Дебора выдавила из себя улыбку. Он стоял слишком близко к ней, и она почувствовала себя загнанной в ловушку. Боль, которую она носила в себе, словно маленький драгоценный камушек, начала расти.
— Э-э, ты учишься здесь? — спросил он.
— Да.
— На каком факультете?
— На медицинском, на подготовительных курсах.
— Круто. А я на философском, хотя до сих пор не могу понять, какого черта я буду делать с дипломом философа. Значит, медицина, да? В какой мединститут собираешься поступать?
— Еще не знаю. Я живу одним днем.
— Классный акцент. Ты из Англии?
— Нет. Из Кении.
— Круто! Мой двоюродный брат ездил в Кению с Корпусом мира. Долго там не протянул. Вернулся. Слишком грязно, сказал. А я и не знал, что в Кении еще остались белые. Двадцать лет назад там, кажется, было восстание зулу?
— May May, — поправила его Дебора.
Он пожал плечами.
— Один черт. Тебе принести чего-нибудь поесть? Они здесь готовят обалденные блюда с карри. Эй! Ты куда?
Дебора проворно протиснулась сквозь толпу людей, нашла двери, выходящие на патио, и выскочила в теплую калифорнийскую ночь.

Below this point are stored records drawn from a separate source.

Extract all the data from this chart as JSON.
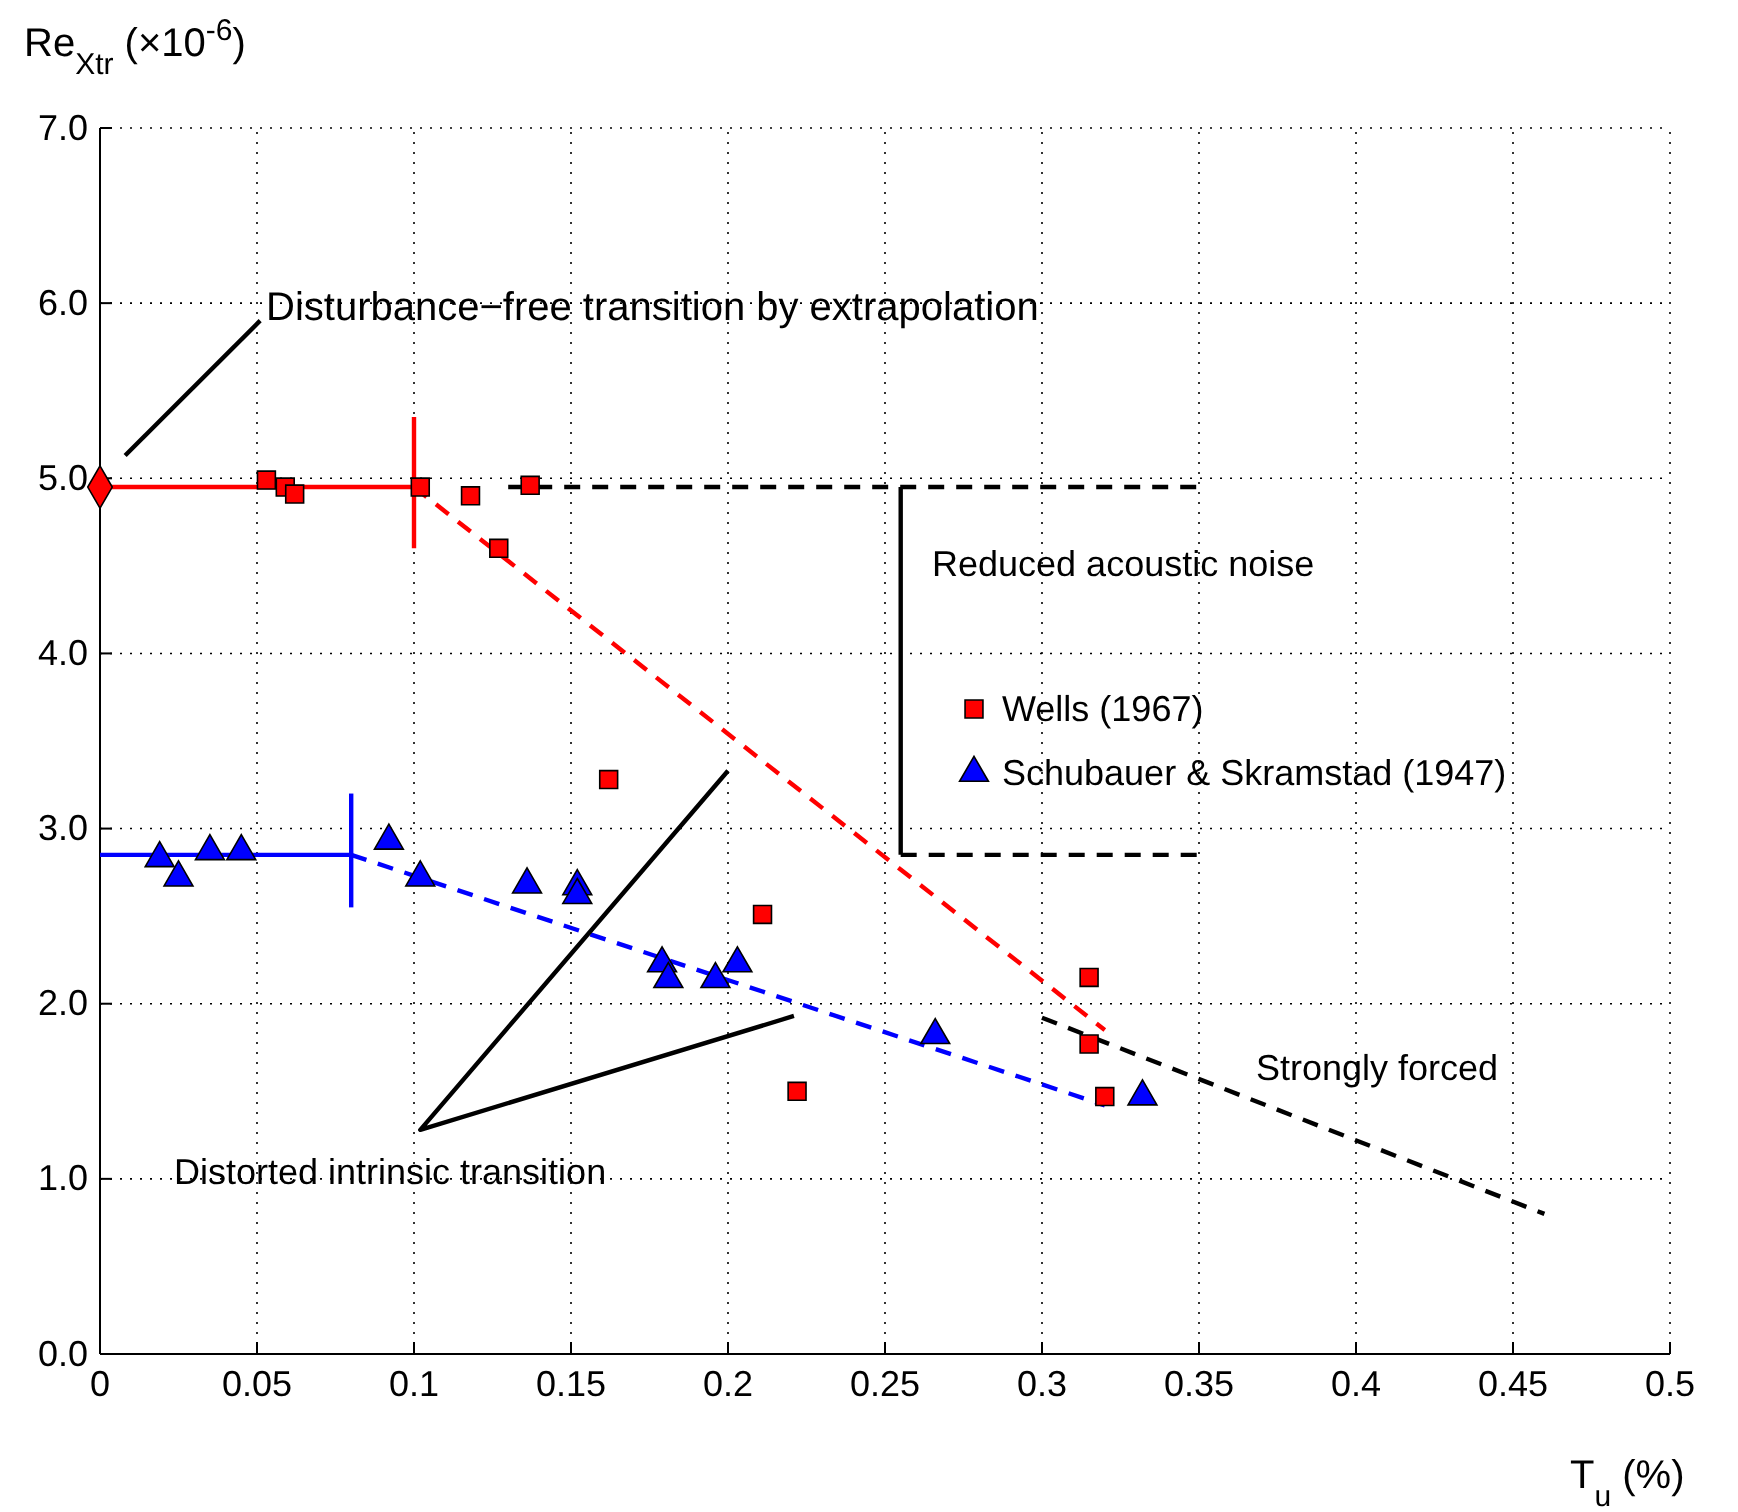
{
  "chart_data": {
    "type": "scatter",
    "xlabel": "T$_{u}$ (%)",
    "ylabel": "Re$_{Xtr}$ (×10$^{-6}$)",
    "xlim": [
      0,
      0.5
    ],
    "xticks": [
      0,
      0.05,
      0.1,
      0.15,
      0.2,
      0.25,
      0.3,
      0.35,
      0.4,
      0.45,
      0.5
    ],
    "ylim": [
      0,
      7
    ],
    "yticks": [
      {
        "value": 0,
        "label": "0.0"
      },
      {
        "value": 1,
        "label": "1.0"
      },
      {
        "value": 2,
        "label": "2.0"
      },
      {
        "value": 3,
        "label": "3.0"
      },
      {
        "value": 4,
        "label": "4.0"
      },
      {
        "value": 5,
        "label": "5.0"
      },
      {
        "value": 6,
        "label": "6.0"
      },
      {
        "value": 7,
        "label": "7.0"
      }
    ],
    "grid": true,
    "legend": "right",
    "series": [
      {
        "type": "line",
        "color": "#ff0000",
        "line_style": "solid",
        "marker": "none",
        "x": [
          0,
          0.1
        ],
        "values": [
          4.95,
          4.95
        ]
      },
      {
        "type": "line",
        "color": "#ff0000",
        "line_style": "solid",
        "marker": "none",
        "x": [
          0.1,
          0.1
        ],
        "values": [
          4.6,
          5.35
        ]
      },
      {
        "type": "line",
        "color": "#ff0000",
        "line_style": "dashed",
        "marker": "none",
        "x": [
          0.1,
          0.32
        ],
        "values": [
          4.95,
          1.85
        ]
      },
      {
        "type": "line",
        "color": "#0000ff",
        "line_style": "solid",
        "marker": "none",
        "x": [
          0,
          0.08
        ],
        "values": [
          2.85,
          2.85
        ]
      },
      {
        "type": "line",
        "color": "#0000ff",
        "line_style": "solid",
        "marker": "none",
        "x": [
          0.08,
          0.08
        ],
        "values": [
          2.55,
          3.2
        ]
      },
      {
        "type": "line",
        "color": "#0000ff",
        "line_style": "dashed",
        "marker": "none",
        "x": [
          0.08,
          0.32
        ],
        "values": [
          2.85,
          1.42
        ]
      },
      {
        "type": "line",
        "color": "#000000",
        "line_style": "dashed",
        "marker": "none",
        "x": [
          0.13,
          0.35
        ],
        "values": [
          4.95,
          4.95
        ]
      },
      {
        "type": "line",
        "color": "#000000",
        "line_style": "dashed",
        "marker": "none",
        "x": [
          0.255,
          0.35
        ],
        "values": [
          2.85,
          2.85
        ]
      },
      {
        "type": "line",
        "color": "#000000",
        "line_style": "solid",
        "marker": "none",
        "x": [
          0.255,
          0.255
        ],
        "values": [
          2.85,
          4.95
        ]
      },
      {
        "type": "line",
        "color": "#000000",
        "line_style": "dashed",
        "marker": "none",
        "x": [
          0.3,
          0.46
        ],
        "values": [
          1.92,
          0.8
        ]
      },
      {
        "type": "line",
        "color": "#000000",
        "line_style": "solid",
        "marker": "none",
        "x": [
          0.008,
          0.051
        ],
        "values": [
          5.13,
          5.9
        ]
      },
      {
        "type": "line",
        "color": "#000000",
        "line_style": "solid",
        "marker": "none",
        "x": [
          0.2,
          0.102,
          0.221
        ],
        "values": [
          3.33,
          1.28,
          1.93
        ]
      },
      {
        "color": "#ff0000",
        "marker": "diamond",
        "x": [
          0
        ],
        "values": [
          4.95
        ]
      },
      {
        "name": "Wells (1967)",
        "color": "#ff0000",
        "marker": "square",
        "x": [
          0.053,
          0.059,
          0.062,
          0.102,
          0.118,
          0.127,
          0.137,
          0.162,
          0.211,
          0.222,
          0.315,
          0.315,
          0.32
        ],
        "values": [
          4.99,
          4.95,
          4.91,
          4.95,
          4.9,
          4.6,
          4.96,
          3.28,
          2.51,
          1.5,
          2.15,
          1.77,
          1.47
        ]
      },
      {
        "name": "Schubauer & Skramstad (1947)",
        "color": "#0000ff",
        "marker": "triangle",
        "x": [
          0.019,
          0.025,
          0.035,
          0.045,
          0.092,
          0.102,
          0.136,
          0.152,
          0.152,
          0.179,
          0.181,
          0.196,
          0.203,
          0.266,
          0.332
        ],
        "values": [
          2.83,
          2.72,
          2.87,
          2.87,
          2.93,
          2.72,
          2.68,
          2.67,
          2.62,
          2.23,
          2.14,
          2.14,
          2.23,
          1.82,
          1.47
        ]
      }
    ],
    "annotations": [
      "Disturbance−free transition by extrapolation",
      "Reduced acoustic noise",
      "Strongly forced",
      "Distorted intrinsic transition"
    ]
  }
}
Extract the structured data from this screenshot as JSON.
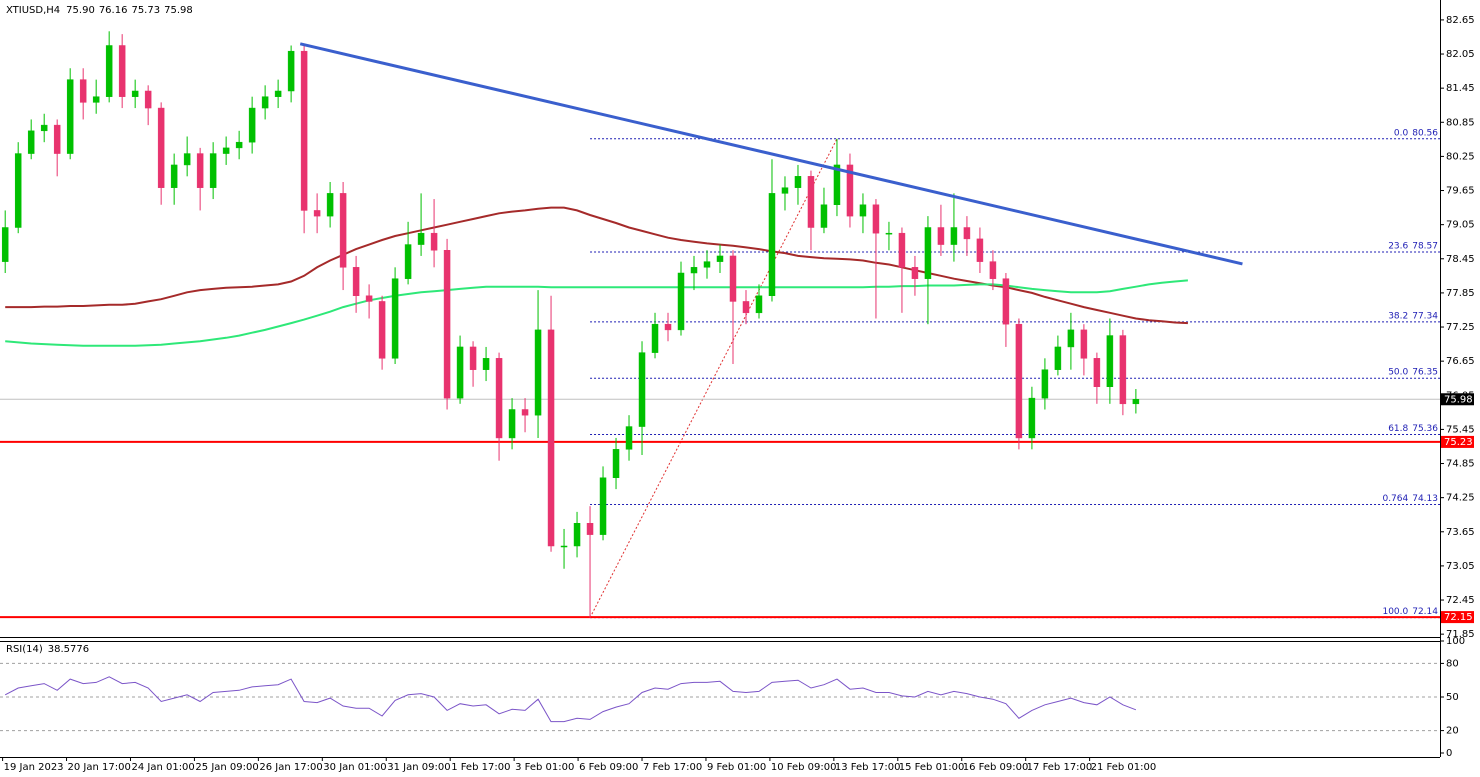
{
  "header": {
    "symbol": "XTIUSD,H4",
    "ohlc": [
      "75.90",
      "76.16",
      "75.73",
      "75.98"
    ]
  },
  "chart_data": {
    "type": "candlestick",
    "open": [
      78.4,
      79.0,
      80.3,
      80.7,
      80.8,
      80.3,
      81.6,
      81.2,
      81.3,
      82.2,
      81.3,
      81.4,
      81.1,
      79.7,
      80.1,
      80.3,
      79.7,
      80.3,
      80.4,
      80.5,
      81.1,
      81.3,
      81.4,
      82.1,
      79.3,
      79.2,
      79.6,
      78.3,
      77.8,
      77.7,
      76.7,
      78.1,
      78.7,
      78.9,
      78.6,
      76.0,
      76.9,
      76.5,
      76.7,
      75.3,
      75.8,
      75.7,
      77.2,
      73.4,
      73.4,
      73.8,
      73.6,
      74.6,
      75.1,
      75.5,
      76.8,
      77.3,
      77.2,
      78.2,
      78.3,
      78.4,
      78.5,
      77.7,
      77.5,
      77.8,
      79.6,
      79.7,
      79.9,
      79.0,
      79.4,
      80.1,
      79.2,
      79.4,
      78.9,
      78.9,
      78.3,
      78.1,
      79.0,
      78.7,
      79.0,
      78.8,
      78.4,
      78.1,
      77.3,
      75.3,
      76.0,
      76.5,
      76.9,
      77.2,
      76.7,
      76.2,
      77.1,
      75.9,
      null,
      null,
      null,
      null
    ],
    "high": [
      79.3,
      80.5,
      80.9,
      81.0,
      80.9,
      81.8,
      81.8,
      81.6,
      82.45,
      82.4,
      81.6,
      81.5,
      81.2,
      80.3,
      80.6,
      80.4,
      80.5,
      80.6,
      80.7,
      81.3,
      81.5,
      81.6,
      82.2,
      82.2,
      79.6,
      79.8,
      79.8,
      78.5,
      78.0,
      77.8,
      78.3,
      79.1,
      79.6,
      79.5,
      78.8,
      77.1,
      77.0,
      76.9,
      76.8,
      76.0,
      76.0,
      77.9,
      77.8,
      73.7,
      74.0,
      74.1,
      74.8,
      75.3,
      75.7,
      77.0,
      77.5,
      77.5,
      78.4,
      78.5,
      78.6,
      78.7,
      78.6,
      77.9,
      78.0,
      80.2,
      79.9,
      80.1,
      80.0,
      79.7,
      80.56,
      80.3,
      79.6,
      79.5,
      79.1,
      79.0,
      78.5,
      79.2,
      79.4,
      79.6,
      79.2,
      79.0,
      78.6,
      78.2,
      77.4,
      76.2,
      76.7,
      77.1,
      77.5,
      77.3,
      76.8,
      77.4,
      77.2,
      76.16,
      null,
      null,
      null,
      null
    ],
    "low": [
      78.2,
      78.9,
      80.2,
      80.5,
      79.9,
      80.2,
      80.9,
      81.0,
      81.2,
      81.1,
      81.1,
      80.8,
      79.4,
      79.4,
      79.9,
      79.3,
      79.5,
      80.1,
      80.2,
      80.3,
      80.9,
      81.1,
      81.2,
      78.9,
      78.9,
      79.0,
      77.9,
      77.5,
      77.4,
      76.5,
      76.6,
      78.0,
      78.5,
      78.3,
      75.8,
      75.9,
      76.2,
      76.3,
      74.9,
      75.1,
      75.4,
      75.3,
      73.3,
      73.0,
      73.2,
      72.14,
      73.5,
      74.4,
      74.9,
      75.0,
      76.7,
      77.0,
      77.1,
      77.9,
      78.1,
      78.2,
      76.6,
      77.3,
      77.4,
      77.7,
      79.3,
      79.4,
      78.6,
      78.9,
      79.2,
      79.0,
      78.9,
      77.4,
      78.6,
      77.5,
      77.8,
      77.3,
      78.5,
      78.4,
      78.5,
      78.2,
      77.9,
      76.9,
      75.1,
      75.1,
      75.8,
      76.4,
      76.5,
      76.4,
      75.9,
      75.9,
      75.7,
      75.73,
      null,
      null,
      null,
      null
    ],
    "close": [
      79.0,
      80.3,
      80.7,
      80.8,
      80.3,
      81.6,
      81.2,
      81.3,
      82.2,
      81.3,
      81.4,
      81.1,
      79.7,
      80.1,
      80.3,
      79.7,
      80.3,
      80.4,
      80.5,
      81.1,
      81.3,
      81.4,
      82.1,
      79.3,
      79.2,
      79.6,
      78.3,
      77.8,
      77.7,
      76.7,
      78.1,
      78.7,
      78.9,
      78.6,
      76.0,
      76.9,
      76.5,
      76.7,
      75.3,
      75.8,
      75.7,
      77.2,
      73.4,
      73.4,
      73.8,
      73.6,
      74.6,
      75.1,
      75.5,
      76.8,
      77.3,
      77.2,
      78.2,
      78.3,
      78.4,
      78.5,
      77.7,
      77.5,
      77.8,
      79.6,
      79.7,
      79.9,
      79.0,
      79.4,
      80.1,
      79.2,
      79.4,
      78.9,
      78.9,
      78.3,
      78.1,
      79.0,
      78.7,
      79.0,
      78.8,
      78.4,
      78.1,
      77.3,
      75.3,
      76.0,
      76.5,
      76.9,
      77.2,
      76.7,
      76.2,
      77.1,
      75.9,
      75.98,
      null,
      null,
      null,
      null
    ],
    "up_color": "#00c000",
    "down_color": "#e8336e",
    "overlays": [
      {
        "color": "#a52a2a",
        "values": [
          77.6,
          77.6,
          77.6,
          77.61,
          77.61,
          77.62,
          77.62,
          77.63,
          77.64,
          77.64,
          77.66,
          77.7,
          77.74,
          77.8,
          77.86,
          77.9,
          77.92,
          77.94,
          77.95,
          77.96,
          77.98,
          78.0,
          78.05,
          78.15,
          78.3,
          78.42,
          78.52,
          78.62,
          78.7,
          78.78,
          78.85,
          78.9,
          78.95,
          79.0,
          79.05,
          79.1,
          79.15,
          79.2,
          79.25,
          79.28,
          79.3,
          79.33,
          79.35,
          79.35,
          79.3,
          79.22,
          79.15,
          79.08,
          79.0,
          78.94,
          78.88,
          78.82,
          78.78,
          78.75,
          78.72,
          78.7,
          78.68,
          78.65,
          78.62,
          78.58,
          78.55,
          78.5,
          78.48,
          78.46,
          78.45,
          78.44,
          78.42,
          78.38,
          78.35,
          78.3,
          78.25,
          78.2,
          78.15,
          78.1,
          78.06,
          78.02,
          77.98,
          77.95,
          77.9,
          77.85,
          77.78,
          77.72,
          77.66,
          77.6,
          77.55,
          77.5,
          77.45,
          77.4,
          77.37,
          77.35,
          77.33,
          77.32
        ]
      },
      {
        "color": "#2ee878",
        "values": [
          77.0,
          76.98,
          76.96,
          76.95,
          76.94,
          76.93,
          76.92,
          76.92,
          76.92,
          76.92,
          76.92,
          76.93,
          76.94,
          76.96,
          76.98,
          77.0,
          77.03,
          77.06,
          77.1,
          77.15,
          77.2,
          77.26,
          77.32,
          77.38,
          77.45,
          77.52,
          77.6,
          77.66,
          77.72,
          77.76,
          77.8,
          77.83,
          77.86,
          77.88,
          77.9,
          77.92,
          77.94,
          77.96,
          77.96,
          77.96,
          77.96,
          77.96,
          77.95,
          77.95,
          77.95,
          77.95,
          77.95,
          77.95,
          77.95,
          77.95,
          77.95,
          77.95,
          77.95,
          77.95,
          77.95,
          77.95,
          77.95,
          77.95,
          77.95,
          77.95,
          77.95,
          77.95,
          77.95,
          77.95,
          77.95,
          77.95,
          77.95,
          77.96,
          77.96,
          77.97,
          77.97,
          77.98,
          77.98,
          77.98,
          77.99,
          78.0,
          78.0,
          77.98,
          77.95,
          77.92,
          77.9,
          77.88,
          77.86,
          77.86,
          77.86,
          77.88,
          77.92,
          77.96,
          78.0,
          78.03,
          78.05,
          78.07
        ]
      }
    ],
    "trendline": {
      "x": [
        22.7,
        95.2
      ],
      "y": [
        82.23,
        78.36
      ],
      "color": "#3a5fcd"
    },
    "levels": [
      {
        "value": 75.23,
        "color": "#ff0000"
      },
      {
        "value": 72.15,
        "color": "#ff0000"
      }
    ],
    "last_price": 75.98,
    "fibo": {
      "x": [
        45,
        64
      ],
      "color": "#1e1eb4",
      "diagonal_color": "#e03030",
      "levels": [
        {
          "label": "0.0",
          "value": 80.56
        },
        {
          "label": "23.6",
          "value": 78.57
        },
        {
          "label": "38.2",
          "value": 77.34
        },
        {
          "label": "50.0",
          "value": 76.35
        },
        {
          "label": "61.8",
          "value": 75.36
        },
        {
          "label": "0.764",
          "value": 74.13
        },
        {
          "label": "100.0",
          "value": 72.14
        }
      ]
    },
    "xlim": [
      -0.4,
      110.4
    ],
    "xticks": [
      {
        "value": -0.2,
        "label": "19 Jan 2023"
      },
      {
        "value": 4.72,
        "label": "20 Jan 17:00"
      },
      {
        "value": 9.64,
        "label": "24 Jan 01:00"
      },
      {
        "value": 14.56,
        "label": "25 Jan 09:00"
      },
      {
        "value": 19.48,
        "label": "26 Jan 17:00"
      },
      {
        "value": 24.4,
        "label": "30 Jan 01:00"
      },
      {
        "value": 29.32,
        "label": "31 Jan 09:00"
      },
      {
        "value": 34.24,
        "label": "1 Feb 17:00"
      },
      {
        "value": 39.16,
        "label": "3 Feb 01:00"
      },
      {
        "value": 44.08,
        "label": "6 Feb 09:00"
      },
      {
        "value": 49.0,
        "label": "7 Feb 17:00"
      },
      {
        "value": 53.92,
        "label": "9 Feb 01:00"
      },
      {
        "value": 58.84,
        "label": "10 Feb 09:00"
      },
      {
        "value": 63.76,
        "label": "13 Feb 17:00"
      },
      {
        "value": 68.68,
        "label": "15 Feb 01:00"
      },
      {
        "value": 73.6,
        "label": "16 Feb 09:00"
      },
      {
        "value": 78.52,
        "label": "17 Feb 17:00"
      },
      {
        "value": 83.44,
        "label": "21 Feb 01:00"
      }
    ],
    "ylim": [
      71.8,
      83.0
    ],
    "yticks": [
      82.65,
      82.05,
      81.45,
      80.85,
      80.25,
      79.65,
      79.05,
      78.45,
      77.85,
      77.25,
      76.65,
      76.05,
      75.45,
      74.85,
      74.25,
      73.65,
      73.05,
      72.45,
      71.85
    ],
    "rsi": {
      "title": "RSI(14)",
      "color": "#7b55c8",
      "values": [
        52,
        58,
        60,
        62,
        56,
        66,
        62,
        63,
        68,
        62,
        63,
        58,
        46,
        49,
        52,
        46,
        54,
        55,
        56,
        59,
        60,
        61,
        66,
        46,
        45,
        49,
        42,
        40,
        40,
        33,
        47,
        52,
        53,
        50,
        38,
        44,
        42,
        43,
        35,
        39,
        38,
        48,
        28,
        28,
        31,
        30,
        37,
        41,
        44,
        54,
        58,
        57,
        62,
        63,
        63,
        64,
        55,
        54,
        55,
        63,
        64,
        65,
        58,
        61,
        66,
        57,
        58,
        54,
        54,
        51,
        50,
        55,
        52,
        55,
        53,
        50,
        48,
        44,
        31,
        38,
        43,
        46,
        49,
        45,
        43,
        50,
        43,
        38.5776,
        null,
        null,
        null,
        null
      ],
      "ylim": [
        0,
        100
      ],
      "yticks": [
        100,
        80,
        50,
        20,
        0
      ]
    }
  }
}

Она бегом пересекла лужайку и села на пустую скамейку. Она чувствовала, как драгоценный камень, которым была ее боль, разрастался в ней, пока не заполнил все ее тело и не начал прорезать его своими острыми гранями. Чужая ночь начала поглощать ее; душа земли, которая так и не стала ей родной, украдкой кружилась вокруг нее, словно примеряясь к ней, словно решая, оставлять ее здесь или нет.
«Я не должна любить тебя, Кристофер. Я не должна думать о тебе как о любимом мужчине…»
Наконец Дебора дала волю чувствам и заплакала, как плакала практически каждый день, с тех пор как уехала из Кении, с того самого дня, когда нашла любовные письма своей матери. Дебора смутно помнила, что было потом. Не помня себя от горя, она нашла дорогу к миссии и позвонила поверенному своей тети. «Я хочу отписать этот дом монахиням, — сказала она ему. — И я хочу, чтобы вы как можно быстрее продали Белладу, вместе со всем, что там есть. Мне все равно, сколько вы выручите. Я уезжаю из Кении и никогда больше не вернусь сюда».
В ту ночь она даже не осталась ночевать в миссии; там было слишком многолюдно. Она поспешно собрала свои вещи и уехала в Найроби, откуда, проведя бессонную ночь в отеле «Норфолк», первым же рейсом улетела в Лос-Анджелес. Руководство студенческого городка разрешило ей досрочно въехать в общежитие, где она провела целую неделю в полном одиночестве и душевных терзаниях. Потом начались занятия, и Дебора с головой окунулась в насыщенный учебный процесс.
Она пыталась написать письма Саре и Кристоферу. Но не смогла. Кристофер не должен был узнать правду. Для кикую инцест был одним из самых страшных и непростительных грехов. Это будет терзать его всю оставшуюся жизнь и сделает очень несчастным.
Не могла она написать и Саре. Дебора оставила ткань у сестры Перпетуи, попросив вернуть ее Саре Матенге. С тех пор Дебора больше не видела свою подругу.